Mechanically robust and recyclable CO2-derived poly(carbonate) vitrimers: The role of crosslinking density in mechanical and rheological properties

Abstract

Effective CO2 fixation into valuable products has become a top priority in addressing global warming. Herein, we designed CO2-derived vitrimers with mechanically robust and recyclable through chemical and physical methods. We fabricated poly(carbonate) vitrimers (PCVs) capable of storing 6.6 mmol center dot g(-1) of CO2, by synthesizing CO2-derived poly(1,2-glycerol carbonate) and a bis(6-membered cyclic carbonate) (BCC) crosslinker.
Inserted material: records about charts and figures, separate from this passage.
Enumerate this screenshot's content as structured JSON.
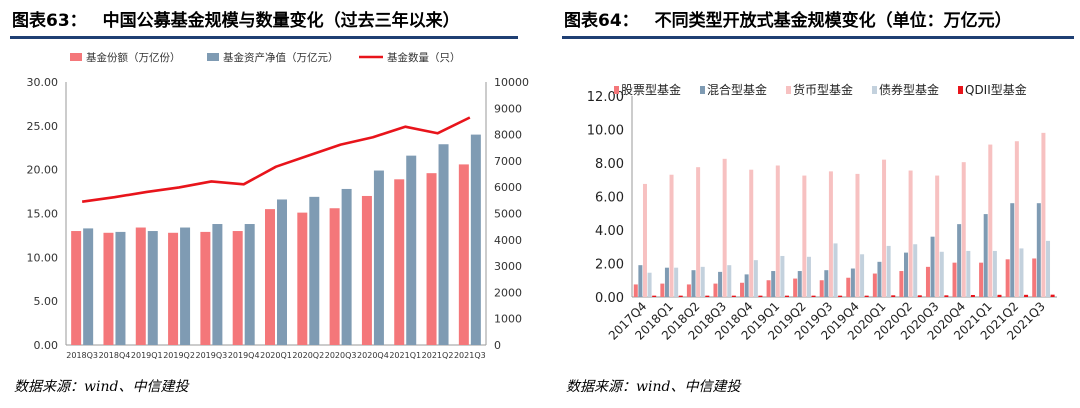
{
  "left": {
    "fig_label": "图表63：",
    "title": "中国公募基金规模与数量变化（过去三年以来）",
    "source": "数据来源：wind、中信建投",
    "colors": {
      "accent": "#1f3f73"
    }
  },
  "right": {
    "fig_label": "图表64：",
    "title": "不同类型开放式基金规模变化（单位：万亿元）",
    "source": "数据来源：wind、中信建投",
    "colors": {
      "accent": "#1f3f73"
    }
  },
  "chart_data": [
    {
      "type": "bar",
      "categories": [
        "2018Q3",
        "2018Q4",
        "2019Q1",
        "2019Q2",
        "2019Q3",
        "2019Q4",
        "2020Q1",
        "2020Q2",
        "2020Q3",
        "2020Q4",
        "2021Q1",
        "2021Q2",
        "2021Q3"
      ],
      "series": [
        {
          "name": "基金份额（万亿份）",
          "type": "bar",
          "axis": "left",
          "color": "#f4777a",
          "values": [
            13.0,
            12.8,
            13.4,
            12.8,
            12.9,
            13.0,
            15.5,
            15.1,
            15.6,
            17.0,
            18.9,
            19.6,
            20.6
          ]
        },
        {
          "name": "基金资产净值（万亿元）",
          "type": "bar",
          "axis": "left",
          "color": "#7f9bb3",
          "values": [
            13.3,
            12.9,
            13.0,
            13.4,
            13.8,
            13.8,
            16.6,
            16.9,
            17.8,
            19.9,
            21.6,
            22.9,
            24.0
          ]
        },
        {
          "name": "基金数量（只）",
          "type": "line",
          "axis": "right",
          "color": "#e8141b",
          "values": [
            5450,
            5620,
            5820,
            5990,
            6220,
            6110,
            6780,
            7200,
            7620,
            7900,
            8300,
            8050,
            8650
          ]
        }
      ],
      "yleft": {
        "min": 0,
        "max": 30,
        "step": 5,
        "ticks": [
          "0.00",
          "5.00",
          "10.00",
          "15.00",
          "20.00",
          "25.00",
          "30.00"
        ]
      },
      "yright": {
        "min": 0,
        "max": 10000,
        "step": 1000,
        "ticks": [
          "0",
          "1000",
          "2000",
          "3000",
          "4000",
          "5000",
          "6000",
          "7000",
          "8000",
          "9000",
          "10000"
        ]
      },
      "grid": false,
      "legend": "top"
    },
    {
      "type": "bar",
      "categories": [
        "2017Q4",
        "2018Q1",
        "2018Q2",
        "2018Q3",
        "2018Q4",
        "2019Q1",
        "2019Q2",
        "2019Q3",
        "2019Q4",
        "2020Q1",
        "2020Q2",
        "2020Q3",
        "2020Q4",
        "2021Q1",
        "2021Q2",
        "2021Q3"
      ],
      "series": [
        {
          "name": "股票型基金",
          "color": "#f4777a",
          "values": [
            0.75,
            0.8,
            0.75,
            0.8,
            0.85,
            1.0,
            1.1,
            1.0,
            1.15,
            1.4,
            1.55,
            1.8,
            2.05,
            2.05,
            2.25,
            2.3
          ]
        },
        {
          "name": "混合型基金",
          "color": "#7f9bb3",
          "values": [
            1.9,
            1.75,
            1.6,
            1.5,
            1.35,
            1.55,
            1.55,
            1.6,
            1.7,
            2.1,
            2.65,
            3.6,
            4.35,
            4.95,
            5.6,
            5.6
          ]
        },
        {
          "name": "货币型基金",
          "color": "#f7c1c1",
          "values": [
            6.75,
            7.3,
            7.75,
            8.25,
            7.6,
            7.85,
            7.25,
            7.5,
            7.35,
            8.2,
            7.55,
            7.25,
            8.05,
            9.1,
            9.3,
            9.8
          ]
        },
        {
          "name": "债券型基金",
          "color": "#c3d1dd",
          "values": [
            1.45,
            1.75,
            1.8,
            1.9,
            2.2,
            2.45,
            2.4,
            3.2,
            2.55,
            3.05,
            3.15,
            2.7,
            2.75,
            2.75,
            2.9,
            3.35
          ]
        },
        {
          "name": "QDII型基金",
          "color": "#e8141b",
          "values": [
            0.08,
            0.08,
            0.08,
            0.08,
            0.08,
            0.08,
            0.08,
            0.08,
            0.08,
            0.1,
            0.1,
            0.1,
            0.12,
            0.13,
            0.13,
            0.14
          ]
        }
      ],
      "ylim": [
        0,
        12
      ],
      "yticks": [
        "0.00",
        "2.00",
        "4.00",
        "6.00",
        "8.00",
        "10.00",
        "12.00"
      ],
      "grid": false,
      "legend": "top"
    }
  ]
}
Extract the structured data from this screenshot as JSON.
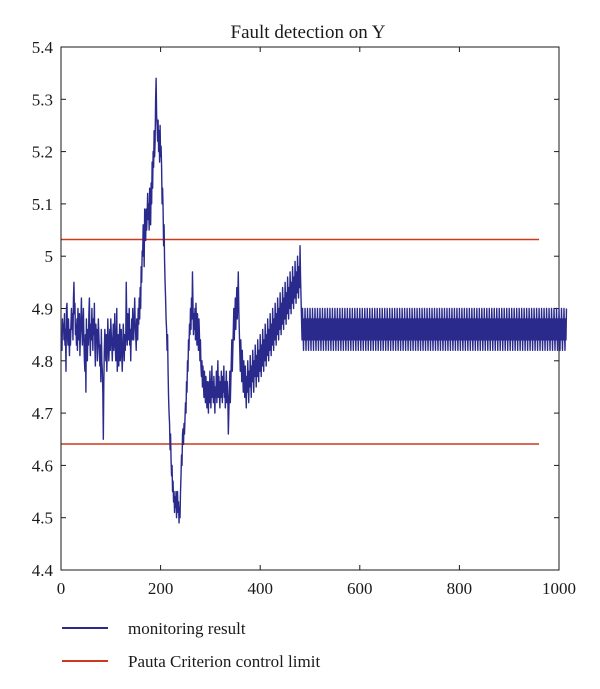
{
  "chart_data": {
    "type": "line",
    "title": "Fault detection on Y",
    "xlabel": "",
    "ylabel": "",
    "xlim": [
      0,
      1000
    ],
    "ylim": [
      4.4,
      5.4
    ],
    "x_ticks": [
      0,
      200,
      400,
      600,
      800,
      1000
    ],
    "x_tick_labels": [
      "0",
      "200",
      "400",
      "600",
      "800",
      "1000"
    ],
    "y_ticks": [
      4.4,
      4.5,
      4.6,
      4.7,
      4.8,
      4.9,
      5.0,
      5.1,
      5.2,
      5.3,
      5.4
    ],
    "y_tick_labels": [
      "4.4",
      "4.5",
      "4.6",
      "4.7",
      "4.8",
      "4.9",
      "5",
      "5.1",
      "5.2",
      "5.3",
      "5.4"
    ],
    "grid": false,
    "legend_position": "bottom",
    "series": [
      {
        "name": "monitoring result",
        "color": "#2a2a8c",
        "style": "line",
        "x_start": 1,
        "x_step": 1,
        "values": [
          4.85,
          4.82,
          4.88,
          4.86,
          4.87,
          4.84,
          4.89,
          4.83,
          4.86,
          4.78,
          4.9,
          4.91,
          4.85,
          4.83,
          4.88,
          4.84,
          4.81,
          4.86,
          4.83,
          4.87,
          4.9,
          4.86,
          4.89,
          4.84,
          4.92,
          4.95,
          4.89,
          4.91,
          4.85,
          4.87,
          4.83,
          4.88,
          4.82,
          4.9,
          4.86,
          4.84,
          4.89,
          4.81,
          4.85,
          4.88,
          4.92,
          4.86,
          4.83,
          4.87,
          4.9,
          4.84,
          4.8,
          4.78,
          4.85,
          4.74,
          4.88,
          4.82,
          4.8,
          4.86,
          4.83,
          4.89,
          4.92,
          4.85,
          4.81,
          4.87,
          4.84,
          4.9,
          4.86,
          4.82,
          4.88,
          4.85,
          4.91,
          4.83,
          4.79,
          4.87,
          4.84,
          4.86,
          4.8,
          4.83,
          4.88,
          4.85,
          4.82,
          4.79,
          4.83,
          4.76,
          4.86,
          4.8,
          4.78,
          4.74,
          4.65,
          4.76,
          4.82,
          4.86,
          4.83,
          4.8,
          4.85,
          4.78,
          4.82,
          4.88,
          4.84,
          4.8,
          4.83,
          4.86,
          4.82,
          4.88,
          4.85,
          4.83,
          4.8,
          4.84,
          4.87,
          4.82,
          4.85,
          4.89,
          4.83,
          4.8,
          4.84,
          4.9,
          4.78,
          4.82,
          4.85,
          4.79,
          4.84,
          4.87,
          4.8,
          4.83,
          4.86,
          4.81,
          4.78,
          4.82,
          4.87,
          4.84,
          4.8,
          4.85,
          4.82,
          4.84,
          4.95,
          4.88,
          4.83,
          4.89,
          4.86,
          4.84,
          4.9,
          4.83,
          4.86,
          4.8,
          4.85,
          4.88,
          4.84,
          4.9,
          4.86,
          4.84,
          4.88,
          4.92,
          4.87,
          4.85,
          4.82,
          4.88,
          4.86,
          4.84,
          4.9,
          4.87,
          4.92,
          4.88,
          4.94,
          4.9,
          4.98,
          4.95,
          5.01,
          5.0,
          5.06,
          5.04,
          4.98,
          5.09,
          5.05,
          5.03,
          5.09,
          5.05,
          5.08,
          5.12,
          5.07,
          5.1,
          5.05,
          5.13,
          5.11,
          5.06,
          5.14,
          5.1,
          5.18,
          5.13,
          5.2,
          5.17,
          5.24,
          5.19,
          5.22,
          5.3,
          5.34,
          5.27,
          5.25,
          5.22,
          5.26,
          5.2,
          5.24,
          5.18,
          5.25,
          5.19,
          5.21,
          5.17,
          5.1,
          5.13,
          5.09,
          5.02,
          5.06,
          4.99,
          4.95,
          4.92,
          4.88,
          4.86,
          4.82,
          4.85,
          4.78,
          4.73,
          4.7,
          4.68,
          4.63,
          4.66,
          4.61,
          4.58,
          4.6,
          4.55,
          4.57,
          4.53,
          4.55,
          4.51,
          4.54,
          4.52,
          4.55,
          4.5,
          4.53,
          4.55,
          4.51,
          4.53,
          4.49,
          4.52,
          4.5,
          4.55,
          4.58,
          4.62,
          4.6,
          4.66,
          4.67,
          4.64,
          4.68,
          4.66,
          4.69,
          4.72,
          4.7,
          4.76,
          4.74,
          4.8,
          4.78,
          4.84,
          4.82,
          4.87,
          4.85,
          4.9,
          4.86,
          4.92,
          4.88,
          4.97,
          4.91,
          4.85,
          4.89,
          4.86,
          4.9,
          4.84,
          4.91,
          4.87,
          4.83,
          4.89,
          4.86,
          4.82,
          4.88,
          4.85,
          4.8,
          4.84,
          4.79,
          4.77,
          4.8,
          4.75,
          4.79,
          4.76,
          4.73,
          4.78,
          4.75,
          4.72,
          4.77,
          4.74,
          4.71,
          4.76,
          4.73,
          4.7,
          4.76,
          4.72,
          4.78,
          4.74,
          4.71,
          4.75,
          4.79,
          4.73,
          4.76,
          4.72,
          4.77,
          4.74,
          4.7,
          4.75,
          4.73,
          4.78,
          4.72,
          4.76,
          4.8,
          4.73,
          4.77,
          4.74,
          4.71,
          4.76,
          4.73,
          4.78,
          4.75,
          4.72,
          4.77,
          4.74,
          4.79,
          4.73,
          4.76,
          4.71,
          4.75,
          4.78,
          4.72,
          4.76,
          4.73,
          4.66,
          4.7,
          4.74,
          4.78,
          4.72,
          4.76,
          4.8,
          4.84,
          4.78,
          4.82,
          4.86,
          4.9,
          4.84,
          4.88,
          4.92,
          4.86,
          4.9,
          4.94,
          4.88,
          4.92,
          4.97,
          4.9,
          4.86,
          4.82,
          4.78,
          4.84,
          4.8,
          4.76,
          4.82,
          4.78,
          4.74,
          4.8,
          4.77,
          4.73,
          4.79,
          4.75,
          4.71,
          4.77,
          4.74,
          4.8,
          4.76,
          4.72,
          4.78,
          4.75,
          4.81,
          4.77,
          4.73,
          4.79,
          4.76,
          4.82,
          4.78,
          4.74,
          4.8,
          4.77,
          4.83,
          4.79,
          4.75,
          4.81,
          4.77,
          4.84,
          4.8,
          4.76,
          4.82,
          4.78,
          4.85,
          4.81,
          4.77,
          4.83,
          4.79,
          4.86,
          4.82,
          4.78,
          4.84,
          4.8,
          4.87,
          4.83,
          4.79,
          4.85,
          4.81,
          4.88,
          4.84,
          4.8,
          4.86,
          4.82,
          4.89,
          4.85,
          4.81,
          4.87,
          4.83,
          4.9,
          4.86,
          4.82,
          4.88,
          4.84,
          4.91,
          4.87,
          4.83,
          4.89,
          4.85,
          4.92,
          4.88,
          4.84,
          4.9,
          4.86,
          4.93,
          4.89,
          4.85,
          4.91,
          4.87,
          4.94,
          4.9,
          4.86,
          4.92,
          4.88,
          4.95,
          4.91,
          4.87,
          4.93,
          4.89,
          4.96,
          4.92,
          4.88,
          4.94,
          4.9,
          4.97,
          4.93,
          4.89,
          4.95,
          4.91,
          4.98,
          4.94,
          4.9,
          4.96,
          4.92,
          4.99,
          4.95,
          4.91,
          4.97,
          4.93,
          5.0,
          4.96,
          4.92,
          4.98,
          4.94,
          5.02,
          4.96,
          4.92,
          4.88,
          4.84,
          4.9,
          4.86,
          4.82,
          4.88,
          4.84,
          4.9,
          4.86,
          4.82,
          4.88,
          4.84,
          4.9,
          4.86,
          4.82,
          4.88,
          4.84,
          4.9,
          4.86,
          4.82,
          4.88,
          4.84,
          4.9,
          4.86,
          4.82,
          4.88,
          4.84,
          4.9,
          4.86,
          4.82,
          4.88,
          4.84,
          4.9,
          4.86,
          4.82,
          4.88,
          4.84,
          4.9,
          4.86,
          4.82,
          4.88,
          4.84,
          4.9,
          4.86,
          4.82,
          4.88,
          4.84,
          4.9,
          4.86,
          4.82,
          4.88,
          4.84,
          4.9,
          4.86,
          4.82,
          4.88,
          4.84,
          4.9,
          4.86,
          4.82,
          4.88,
          4.84,
          4.9,
          4.86,
          4.82,
          4.88,
          4.84,
          4.9,
          4.86,
          4.82,
          4.88,
          4.84,
          4.9,
          4.86,
          4.82,
          4.88,
          4.84,
          4.9,
          4.86,
          4.82,
          4.88,
          4.84,
          4.9,
          4.86,
          4.82,
          4.88,
          4.84,
          4.9,
          4.86,
          4.82,
          4.88,
          4.84,
          4.9,
          4.86,
          4.82,
          4.88,
          4.84,
          4.9,
          4.86,
          4.82,
          4.88,
          4.84,
          4.9,
          4.86,
          4.82,
          4.88,
          4.84,
          4.9,
          4.86,
          4.82,
          4.88,
          4.84,
          4.9,
          4.86,
          4.82,
          4.88,
          4.84,
          4.9,
          4.86,
          4.82,
          4.88,
          4.84,
          4.9,
          4.86,
          4.82,
          4.88,
          4.84,
          4.9,
          4.86,
          4.82,
          4.88,
          4.84,
          4.9,
          4.86,
          4.82,
          4.88,
          4.84,
          4.9,
          4.86,
          4.82,
          4.88,
          4.84,
          4.9,
          4.86,
          4.82,
          4.88,
          4.84,
          4.9,
          4.86,
          4.82,
          4.88,
          4.84,
          4.9,
          4.86,
          4.82,
          4.88,
          4.84,
          4.9,
          4.86,
          4.82,
          4.88,
          4.84,
          4.9,
          4.86,
          4.82,
          4.88,
          4.84,
          4.9,
          4.86,
          4.82,
          4.88,
          4.84,
          4.9,
          4.86,
          4.82,
          4.88,
          4.84,
          4.9,
          4.86,
          4.82,
          4.88,
          4.84,
          4.9,
          4.86,
          4.82,
          4.88,
          4.84,
          4.9,
          4.86,
          4.82,
          4.88,
          4.84,
          4.9,
          4.86,
          4.82,
          4.88,
          4.84,
          4.9,
          4.86,
          4.82,
          4.88,
          4.84,
          4.9,
          4.86,
          4.82,
          4.88,
          4.84,
          4.9,
          4.86,
          4.82,
          4.88,
          4.84,
          4.9,
          4.86,
          4.82,
          4.88,
          4.84,
          4.9,
          4.86,
          4.82,
          4.88,
          4.84,
          4.9,
          4.86,
          4.82,
          4.88,
          4.84,
          4.9,
          4.86,
          4.82,
          4.88,
          4.84,
          4.9,
          4.86,
          4.82,
          4.88,
          4.84,
          4.9,
          4.86,
          4.82,
          4.88,
          4.84,
          4.9,
          4.86,
          4.82,
          4.88,
          4.84,
          4.9,
          4.86,
          4.82,
          4.88,
          4.84,
          4.9,
          4.86,
          4.82,
          4.88,
          4.84,
          4.9,
          4.86,
          4.82,
          4.88,
          4.84,
          4.9,
          4.86,
          4.82,
          4.88,
          4.84,
          4.9,
          4.86,
          4.82,
          4.88,
          4.84,
          4.9,
          4.86,
          4.82,
          4.88,
          4.84,
          4.9,
          4.86,
          4.82,
          4.88,
          4.84,
          4.9,
          4.86,
          4.82,
          4.88,
          4.84,
          4.9,
          4.86,
          4.82,
          4.88,
          4.84,
          4.9,
          4.86,
          4.82,
          4.88,
          4.84,
          4.9,
          4.86,
          4.82,
          4.88,
          4.84,
          4.9,
          4.86,
          4.82,
          4.88,
          4.84,
          4.9,
          4.86,
          4.82,
          4.88,
          4.84,
          4.9,
          4.86,
          4.82,
          4.88,
          4.84,
          4.9,
          4.86,
          4.82,
          4.88,
          4.84,
          4.9,
          4.86,
          4.82,
          4.88,
          4.84,
          4.9,
          4.86,
          4.82,
          4.88,
          4.84,
          4.9,
          4.86,
          4.82,
          4.88,
          4.84,
          4.9,
          4.86,
          4.82,
          4.88,
          4.84,
          4.9,
          4.86,
          4.82,
          4.88,
          4.84,
          4.9,
          4.86,
          4.82,
          4.88,
          4.84,
          4.9,
          4.86,
          4.82,
          4.88,
          4.84,
          4.9,
          4.86,
          4.82,
          4.88,
          4.84,
          4.9,
          4.86,
          4.82,
          4.88,
          4.84,
          4.9,
          4.86,
          4.82,
          4.88,
          4.84,
          4.9,
          4.86,
          4.82,
          4.88,
          4.84,
          4.9,
          4.86,
          4.82,
          4.88,
          4.84,
          4.9,
          4.86,
          4.82,
          4.88,
          4.84,
          4.9,
          4.86,
          4.82,
          4.88,
          4.84,
          4.9,
          4.86,
          4.82,
          4.88,
          4.84,
          4.9,
          4.86,
          4.82,
          4.88,
          4.84,
          4.9,
          4.86,
          4.82,
          4.88,
          4.84,
          4.9,
          4.86,
          4.82,
          4.88,
          4.84,
          4.9,
          4.86,
          4.82,
          4.88,
          4.84,
          4.9,
          4.86,
          4.82,
          4.88,
          4.84,
          4.9,
          4.86,
          4.82,
          4.88,
          4.84,
          4.9,
          4.86,
          4.82,
          4.88,
          4.84,
          4.9,
          4.86,
          4.82,
          4.88,
          4.84,
          4.9,
          4.86,
          4.82,
          4.88,
          4.84,
          4.9,
          4.86,
          4.82,
          4.88,
          4.84,
          4.9,
          4.86,
          4.82,
          4.88,
          4.84,
          4.9,
          4.86,
          4.82,
          4.88,
          4.84,
          4.9,
          4.86,
          4.82,
          4.88,
          4.84,
          4.9,
          4.86,
          4.82,
          4.88,
          4.84,
          4.9,
          4.86,
          4.82,
          4.88,
          4.84,
          4.9,
          4.86,
          4.82,
          4.88,
          4.84,
          4.9,
          4.86,
          4.82,
          4.88,
          4.84,
          4.9,
          4.86,
          4.82,
          4.88,
          4.84,
          4.9,
          4.86,
          4.82,
          4.88,
          4.84,
          4.9,
          4.86,
          4.82,
          4.88,
          4.84,
          4.9,
          4.86,
          4.82,
          4.88,
          4.84,
          4.9,
          4.86,
          4.82,
          4.88,
          4.84,
          4.9,
          4.86,
          4.82,
          4.88,
          4.84,
          4.9,
          4.86,
          4.82,
          4.88,
          4.84,
          4.9,
          4.86,
          4.82,
          4.88,
          4.84,
          4.9,
          4.86,
          4.82,
          4.88,
          4.84,
          4.9,
          4.86,
          4.82,
          4.88,
          4.84,
          4.9
        ]
      },
      {
        "name": "Pauta Criterion control limit",
        "color": "#cc3a1e",
        "style": "hline",
        "values": [
          5.032,
          4.641
        ],
        "x_range": [
          1,
          960
        ]
      }
    ]
  }
}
The mechanical properties were tunable by varying the crosslinking density, yielding PCVs with elastic moduli ranging from 335 to 1,360 MPa and elongations at break from 3.9 to 29%, comparable to industrial polymers. Dynamic analysis demonstrated the influence of crosslinking density on mechanical and rheological properties. Furthermore, the PCVs exhibited recyclability through both physical and chemical methods. Fragmented PCVs were physically recycled into films using hot pressure, while end-of-life PCVs could be chemically degraded into monomers for the re-synthesis into new PCVs. In addition, PCVs demonstrated shape memory properties, where deformed structures could be temporarily fixed and subsequently recovered upon heating above their glass transition temperature. This characteristic, combined with their recyclability and tunable mechanical performance, highlights the potential of PCVs as sustainable CO2-derived materials for advanced polymer applications. CO2-derived PCVs show significant potential for sustainable CO2 utilization and closed-loop polymer lifecycles, offering a promising solution for developing next-generation recyclable polymer materials.